No platform is free from vulnerabilities. The bugs are waiting to be found, and it's either hackers or security researchers who will first discover them.

This time, security researchers from Google Project Zero, the team that seeks bugs in popular software, has disclosed what it classes a high-severity flaw on GitHub. The bug resides in GitHub's Actions feature, the developer workflow automation tool.

Google Project Zero is known to be generally strict with its 90-day deadline for disclosing bugs. But in this case, it gave in when the code-hosting platform asked for an extension on the normal 90-day disclosure deadline.

But when it asked for another extension, the team at Google Project Zero cannot comply. Seeing that GitHub was a little lax in its responses, even when the deadline approached after Google gave it every chance to fix the bug, the team had no choice but to disclose the bug to the public.

More than 95.8% of software flaws are fixed within Google's specified deadline, according to Google's team.

And GitHub in failing to patch the bug marks one of the rare moment a platform failed to fix a bug before Google Project Zero's deadline + grace period is expired.

According to Google Project Zero's Felix Wilhelm in a blog post, GitHub Actions' workflow commands are "highly vulnerable to injection attacks".

"As the runner process parses every line printed to STDOUT looking for workflow commands, every GitHub action that prints untrusted content as part of its execution is vulnerable. In most cases, the ability to set arbitrary environment variables results in remote code execution as soon as another workflow is executed."

"I've spent some time looking at popular GitHub repositories and almost any project with somewhat complex GitHub actions is vulnerable to this bug class."

Wilhelm also provided a Proof-of-Concept for the bug.

In a disclosure timeline, the team first reported the bug to GitHub on July 21. What this means, the 90-day deadline was on October 18.

GitHub acknowledged the bug, issued an advisory on October 1. It also assigned the bug the tracking identifier CVE-2020-15228.

But because the team at Google saw no fix, on October 12, the team again contacted GitHub and offered it a 14-day grace period, if ever GitHub wanted more time to fix the bug.

GitHub that took the grace period offer, and Google Project Zero extended the disclosure date to November 2.

GitHub bug

Waiting but again receiving no further response or fix, Google Project Zero again contacted GitHub on October 28, to alert GitHub that the deadline was about to expire.

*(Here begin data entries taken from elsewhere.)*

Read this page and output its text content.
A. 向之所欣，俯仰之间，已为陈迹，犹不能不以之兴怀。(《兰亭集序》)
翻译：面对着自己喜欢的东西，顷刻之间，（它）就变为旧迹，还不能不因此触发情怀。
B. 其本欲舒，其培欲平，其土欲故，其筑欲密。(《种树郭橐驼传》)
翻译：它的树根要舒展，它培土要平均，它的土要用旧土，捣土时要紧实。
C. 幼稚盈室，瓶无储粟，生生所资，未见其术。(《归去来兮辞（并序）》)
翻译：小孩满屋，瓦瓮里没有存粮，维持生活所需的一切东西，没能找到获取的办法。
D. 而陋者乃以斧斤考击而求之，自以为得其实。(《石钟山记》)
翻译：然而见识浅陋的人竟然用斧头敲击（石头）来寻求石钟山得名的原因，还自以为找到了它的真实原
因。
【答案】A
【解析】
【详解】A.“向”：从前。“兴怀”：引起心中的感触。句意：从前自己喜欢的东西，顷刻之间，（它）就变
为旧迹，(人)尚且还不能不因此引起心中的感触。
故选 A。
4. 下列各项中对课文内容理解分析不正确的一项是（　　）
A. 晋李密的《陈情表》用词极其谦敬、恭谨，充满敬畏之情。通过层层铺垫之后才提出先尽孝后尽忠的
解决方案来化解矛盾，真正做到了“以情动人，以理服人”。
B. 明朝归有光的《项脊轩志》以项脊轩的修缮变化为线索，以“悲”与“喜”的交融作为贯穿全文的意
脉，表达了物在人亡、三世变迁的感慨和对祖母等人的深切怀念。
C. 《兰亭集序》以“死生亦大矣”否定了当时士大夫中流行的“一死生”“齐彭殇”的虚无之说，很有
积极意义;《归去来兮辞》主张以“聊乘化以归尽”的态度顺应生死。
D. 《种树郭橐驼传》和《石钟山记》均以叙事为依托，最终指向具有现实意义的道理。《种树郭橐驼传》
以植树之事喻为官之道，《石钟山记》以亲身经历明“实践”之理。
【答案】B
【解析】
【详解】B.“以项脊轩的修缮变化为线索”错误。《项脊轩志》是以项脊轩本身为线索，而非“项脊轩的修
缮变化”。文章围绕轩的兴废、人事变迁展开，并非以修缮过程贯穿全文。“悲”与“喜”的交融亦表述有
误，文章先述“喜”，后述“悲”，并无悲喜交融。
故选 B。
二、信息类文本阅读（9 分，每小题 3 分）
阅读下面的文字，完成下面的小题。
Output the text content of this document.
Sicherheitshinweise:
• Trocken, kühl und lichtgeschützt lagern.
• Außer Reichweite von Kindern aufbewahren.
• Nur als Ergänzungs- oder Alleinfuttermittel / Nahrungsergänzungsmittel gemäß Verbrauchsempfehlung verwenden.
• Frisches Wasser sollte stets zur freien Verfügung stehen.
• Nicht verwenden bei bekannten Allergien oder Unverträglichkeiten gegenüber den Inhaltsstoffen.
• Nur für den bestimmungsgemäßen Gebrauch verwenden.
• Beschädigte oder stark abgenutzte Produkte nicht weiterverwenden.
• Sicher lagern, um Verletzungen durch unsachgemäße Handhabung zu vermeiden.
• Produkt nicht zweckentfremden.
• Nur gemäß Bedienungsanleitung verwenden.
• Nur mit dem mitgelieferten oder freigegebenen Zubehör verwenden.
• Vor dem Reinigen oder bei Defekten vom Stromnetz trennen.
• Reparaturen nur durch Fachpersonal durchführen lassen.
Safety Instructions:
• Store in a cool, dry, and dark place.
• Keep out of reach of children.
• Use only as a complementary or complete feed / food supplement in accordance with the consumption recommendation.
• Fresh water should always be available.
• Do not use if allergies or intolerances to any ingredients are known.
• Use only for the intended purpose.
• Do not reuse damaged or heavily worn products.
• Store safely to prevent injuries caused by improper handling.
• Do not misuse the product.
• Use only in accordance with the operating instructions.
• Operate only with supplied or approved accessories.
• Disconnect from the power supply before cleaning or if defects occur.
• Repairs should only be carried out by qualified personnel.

Again, no response.

Google Project Zero then contacted GitHub through informal means, and received a respond, saying that "the issue is considered fixed and that [GPZ] are clear to go public on 2020-11-02 as planned", explained Wilhelm.

However, a day before the deadline, GitHub officially responded, and requested another two days period.

"GitHub responds and mentions that they won't be disabling the vulnerable commands by 2020-11-02. They request an additional 48 hours, not to fix the issue, but to notify customers and determine a 'hard date' at some point in the future," wrote Wilhelm.

And after November 2, seeing GitHub's failure to respond or fix the bug, the team at Google was forced to disclose the bug. This is because as per its policy, Google may not offer an extension beyond the 104 days – 90 days plus 14 days' grace.

"Grace periods will not be granted for vulnerabilities that are expected to take longer than 104 days to fix," as Google Project Zero stated on its 2020 disclosure policy.

Previously, Microsoft also failed to fix a zero-day bug found on its Windows operating system, leading to Google Project Zero in disclosing the bug to the public.

About three months after first being notified, GitHub finally fixed the high severity security flaw reported to it by Google Project Zero.

GitHub fixed it by disabling the feature's old runner commands, set-env and add-path, as per Wilhelm's suggestion. The fix was implemented on November 16, or two weeks after Wilhelm publicly disclosed the issue.